Soon after Dr. Burd arrived at Emory, her laboratory supported an effort to screen all new admissions to the hospital’s long-term care facilities and to follow them with weekly screening. “We screened for several months until we weren’t seeing any new cases and the screens were no longer cost-effective,” Dr. Burd says. Now, she estimates, the hospital sees two or three carbapenem-resistant Enterobacteriaceae infections each month.

When it comes to detecting CRE, deciding which antimicrobial susceptibility testing methods to use—molecular or microbiological—is as important as pinpointing which population to screen. Molecular methods are rapid but costly. Conventional AST can provide definitive data to inform treatment decisions but may take days to yield results.

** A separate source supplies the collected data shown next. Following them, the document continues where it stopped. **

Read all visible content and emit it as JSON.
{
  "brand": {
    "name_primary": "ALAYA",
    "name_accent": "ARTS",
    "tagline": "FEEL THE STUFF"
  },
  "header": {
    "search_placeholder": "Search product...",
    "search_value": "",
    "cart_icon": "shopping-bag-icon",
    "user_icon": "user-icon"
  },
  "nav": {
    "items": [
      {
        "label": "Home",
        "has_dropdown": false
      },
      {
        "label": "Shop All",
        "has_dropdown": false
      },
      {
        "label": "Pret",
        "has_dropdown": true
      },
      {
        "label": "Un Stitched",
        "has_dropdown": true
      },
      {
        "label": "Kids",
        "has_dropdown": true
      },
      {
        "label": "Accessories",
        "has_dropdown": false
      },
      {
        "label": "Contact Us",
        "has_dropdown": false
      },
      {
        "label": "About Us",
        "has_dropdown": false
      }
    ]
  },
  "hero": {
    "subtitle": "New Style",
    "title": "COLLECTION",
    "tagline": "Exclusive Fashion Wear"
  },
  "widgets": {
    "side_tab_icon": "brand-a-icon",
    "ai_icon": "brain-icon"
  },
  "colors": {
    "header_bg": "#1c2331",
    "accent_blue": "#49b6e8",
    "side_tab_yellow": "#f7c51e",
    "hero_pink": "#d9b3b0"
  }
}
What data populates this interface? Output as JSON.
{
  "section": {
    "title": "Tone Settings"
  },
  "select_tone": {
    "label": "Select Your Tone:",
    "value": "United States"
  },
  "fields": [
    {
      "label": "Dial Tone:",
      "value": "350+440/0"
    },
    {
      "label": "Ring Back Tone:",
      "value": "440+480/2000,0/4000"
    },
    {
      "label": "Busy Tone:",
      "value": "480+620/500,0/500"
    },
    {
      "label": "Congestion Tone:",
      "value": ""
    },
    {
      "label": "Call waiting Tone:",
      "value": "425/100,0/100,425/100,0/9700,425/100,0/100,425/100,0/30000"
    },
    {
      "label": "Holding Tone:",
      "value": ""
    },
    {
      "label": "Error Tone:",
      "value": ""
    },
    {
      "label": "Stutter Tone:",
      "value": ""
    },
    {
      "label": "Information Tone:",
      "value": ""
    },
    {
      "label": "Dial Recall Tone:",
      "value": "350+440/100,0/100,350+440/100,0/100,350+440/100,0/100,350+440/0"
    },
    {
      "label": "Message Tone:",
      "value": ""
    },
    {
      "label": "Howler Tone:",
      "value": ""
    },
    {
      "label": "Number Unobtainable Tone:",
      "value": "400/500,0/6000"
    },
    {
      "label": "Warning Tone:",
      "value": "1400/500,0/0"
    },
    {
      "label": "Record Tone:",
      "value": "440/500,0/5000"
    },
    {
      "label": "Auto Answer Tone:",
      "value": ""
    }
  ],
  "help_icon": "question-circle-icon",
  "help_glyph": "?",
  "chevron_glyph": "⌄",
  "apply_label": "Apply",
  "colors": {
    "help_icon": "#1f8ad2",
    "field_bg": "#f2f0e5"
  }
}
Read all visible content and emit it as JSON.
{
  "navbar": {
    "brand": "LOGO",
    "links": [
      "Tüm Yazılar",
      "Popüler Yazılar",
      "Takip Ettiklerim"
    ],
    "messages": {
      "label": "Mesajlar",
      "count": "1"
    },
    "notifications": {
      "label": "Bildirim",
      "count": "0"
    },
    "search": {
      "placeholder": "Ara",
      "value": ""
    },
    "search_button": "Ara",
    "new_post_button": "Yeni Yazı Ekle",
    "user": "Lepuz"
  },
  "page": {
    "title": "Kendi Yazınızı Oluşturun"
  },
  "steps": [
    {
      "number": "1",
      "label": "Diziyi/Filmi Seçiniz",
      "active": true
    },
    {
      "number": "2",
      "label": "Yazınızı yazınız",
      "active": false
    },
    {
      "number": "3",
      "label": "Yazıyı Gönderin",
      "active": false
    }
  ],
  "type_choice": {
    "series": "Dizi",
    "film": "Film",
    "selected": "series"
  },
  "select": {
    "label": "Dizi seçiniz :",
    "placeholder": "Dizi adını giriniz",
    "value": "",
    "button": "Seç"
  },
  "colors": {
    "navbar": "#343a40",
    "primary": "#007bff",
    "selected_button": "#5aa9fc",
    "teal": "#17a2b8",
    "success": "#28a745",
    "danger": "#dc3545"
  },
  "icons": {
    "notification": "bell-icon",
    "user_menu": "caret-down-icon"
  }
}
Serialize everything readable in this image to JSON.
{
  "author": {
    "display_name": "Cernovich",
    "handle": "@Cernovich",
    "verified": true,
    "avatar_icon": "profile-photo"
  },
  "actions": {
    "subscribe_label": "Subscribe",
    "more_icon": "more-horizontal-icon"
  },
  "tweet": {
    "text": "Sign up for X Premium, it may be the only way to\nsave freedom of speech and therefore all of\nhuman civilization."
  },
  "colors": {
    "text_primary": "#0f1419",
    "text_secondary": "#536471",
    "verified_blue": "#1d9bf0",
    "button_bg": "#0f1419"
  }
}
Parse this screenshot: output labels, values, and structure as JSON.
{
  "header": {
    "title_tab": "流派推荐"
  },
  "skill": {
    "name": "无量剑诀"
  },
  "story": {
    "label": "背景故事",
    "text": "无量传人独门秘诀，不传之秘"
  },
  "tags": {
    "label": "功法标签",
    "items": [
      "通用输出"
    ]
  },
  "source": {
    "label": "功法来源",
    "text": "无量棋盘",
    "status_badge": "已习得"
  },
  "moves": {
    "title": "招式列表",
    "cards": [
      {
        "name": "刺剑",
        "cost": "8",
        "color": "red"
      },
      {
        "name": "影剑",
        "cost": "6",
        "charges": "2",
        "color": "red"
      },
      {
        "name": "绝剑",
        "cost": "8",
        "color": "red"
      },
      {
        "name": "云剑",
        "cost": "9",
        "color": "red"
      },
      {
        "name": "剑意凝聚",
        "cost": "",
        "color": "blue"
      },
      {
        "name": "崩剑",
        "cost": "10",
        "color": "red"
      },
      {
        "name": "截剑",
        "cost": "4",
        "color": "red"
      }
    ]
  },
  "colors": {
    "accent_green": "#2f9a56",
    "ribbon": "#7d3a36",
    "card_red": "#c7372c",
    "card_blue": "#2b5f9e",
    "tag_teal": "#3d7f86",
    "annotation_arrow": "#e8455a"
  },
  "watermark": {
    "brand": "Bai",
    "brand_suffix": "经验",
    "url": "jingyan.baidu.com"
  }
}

“There are all these efforts to develop new tests that can get that answer to the clinician much faster,” Dr. Patel says. “And one of the debates is whether we need to focus on molecular methods or whether we should focus on phenotypic methods.” She herself thinks the focus should be phenotypic susceptibility methods “because that’s going to get you to the right answer and hopefully new technologies will make phenotypic testing as fast as molecular methods.”

“I worry that molecular methods are only going to give you part of the answer and we will still be waiting for the definitive information,” she says.

In the microbiology laboratory at Emory University Hospital, a standard identification susceptibility system (MicroScan Walkaway Plus) is used as a first step toward detecting CRE. “When there’s a carbapenem-resistant organism,” Dr. Burd says, “we use the Modified Hodge test to confirm.” Positive organisms are flagged in the computer to alert infection prevention staff and nurses on the floor to take proper precautions.